Machen Sie sich deshalb klar: Führen bedeutet nicht, der beste Mitarbeiter zu sein oder sich als der Experte im Team zu profilieren. Auch nicht, wenn Sie damit positive Absichten verbinden. Nutzen Sie stattdessen Ihr Wissen und Ihr Können, um Ihre Mitarbeiter zu inspirieren und in die richtige Richtung zu lenken. Sie sind in der komfortablen Situation, die Zügel in der Hand zu halten. Die Kutsche ziehen andere für Sie. Allerdings nur, wenn Sie das zulassen. Stellen Sie sich die Frage: Arbeite ich an meiner Abteilung oder in meiner Abteilung?

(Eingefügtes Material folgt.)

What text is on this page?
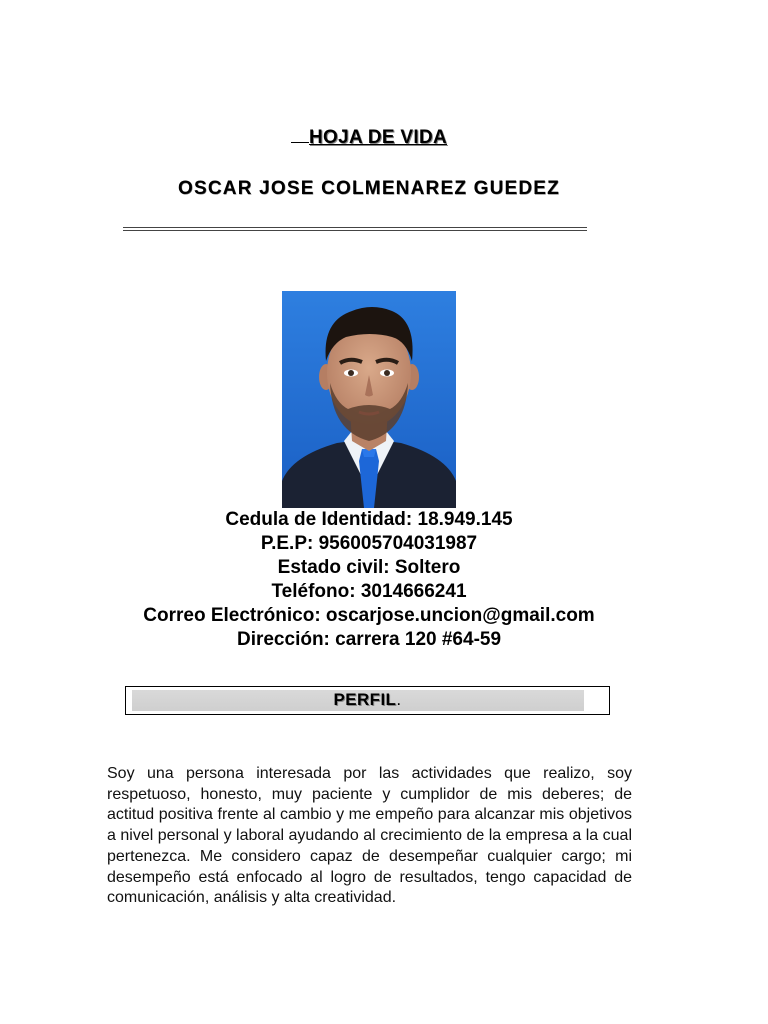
HOJA DE VIDA
OSCAR JOSE COLMENAREZ GUEDEZ
Cedula de Identidad: 18.949.145
P.E.P: 956005704031987
Estado civil: Soltero
Teléfono: 3014666241
Correo Electrónico: oscarjose.uncion@gmail.com
Dirección: carrera 120 #64-59
PERFIL.
Soy una persona interesada por las actividades que realizo, soy respetuoso, honesto, muy paciente y cumplidor de mis deberes; de actitud positiva frente al cambio y me empeño para alcanzar mis objetivos a nivel personal y laboral ayudando al crecimiento de la empresa a la cual pertenezca. Me considero capaz de desempeñar cualquier cargo; mi desempeño está enfocado al logro de resultados, tengo capacidad de comunicación, análisis y alta creatividad.
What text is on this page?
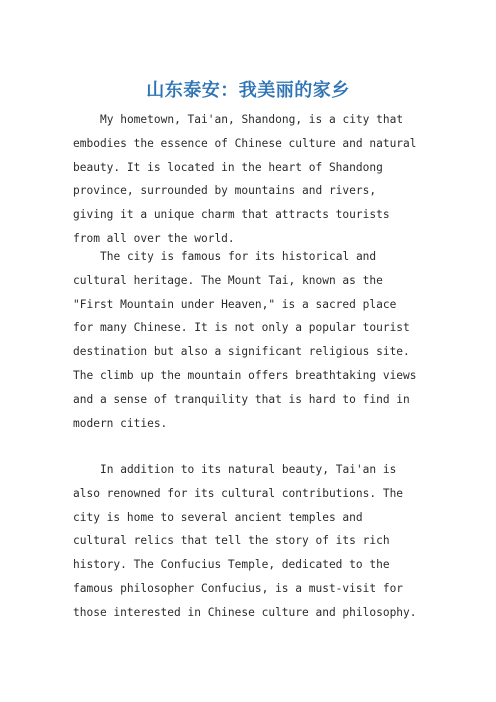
山东泰安：我美丽的家乡

My hometown, Tai'an, Shandong, is a city that embodies the essence of Chinese culture and natural beauty. It is located in the heart of Shandong province, surrounded by mountains and rivers, giving it a unique charm that attracts tourists from all over the world.

The city is famous for its historical and cultural heritage. The Mount Tai, known as the "First Mountain under Heaven," is a sacred place for many Chinese. It is not only a popular tourist destination but also a significant religious site. The climb up the mountain offers breathtaking views and a sense of tranquility that is hard to find in modern cities.

In addition to its natural beauty, Tai'an is also renowned for its cultural contributions. The city is home to several ancient temples and cultural relics that tell the story of its rich history. The Confucius Temple, dedicated to the famous philosopher Confucius, is a must-visit for those interested in Chinese culture and philosophy.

weniger Schweiß deutlich bessere Ergebnisse.
Erstens: Raus aus dem Tagesgeschäft
Viele Chefs haben nicht nur in Krisensituationen, sondern selbst bei normalem Betrieb ihre Hände im Tagesgeschäft. Wenn Sie sich inhaltlich in Details hineindenken, während diese Details gerade von Ihren Mitarbeitern bearbeitet werden, arbeiten Sie tatsächlich voll mit – und laufen Gefahr, den optimalen Ablauf zu gefährden. So wie dieser Chef, der nichts Schlimmes ahnt:
»Ja, so geht es auf. Wir haben sogar noch ein bisschen Zeitpuffer drin.« Projektleiter Thilo Fischer ist zufrieden. Die Nachricht, dass eine der nötigen Komponenten zehn Tage später geliefert wird, als ursprünglich geplant, dafür eine andere eine Woche früher, hatte die Projektplanung zunächst kräftig durcheinandergebracht. Nach einigem Knobeln hat Fischer jetzt aber eine Lösung für die veränderten Termine gefunden und speichert den überarbeiteten Zeitplan ab. Dann steht er auf und holt sich einen Kaffee.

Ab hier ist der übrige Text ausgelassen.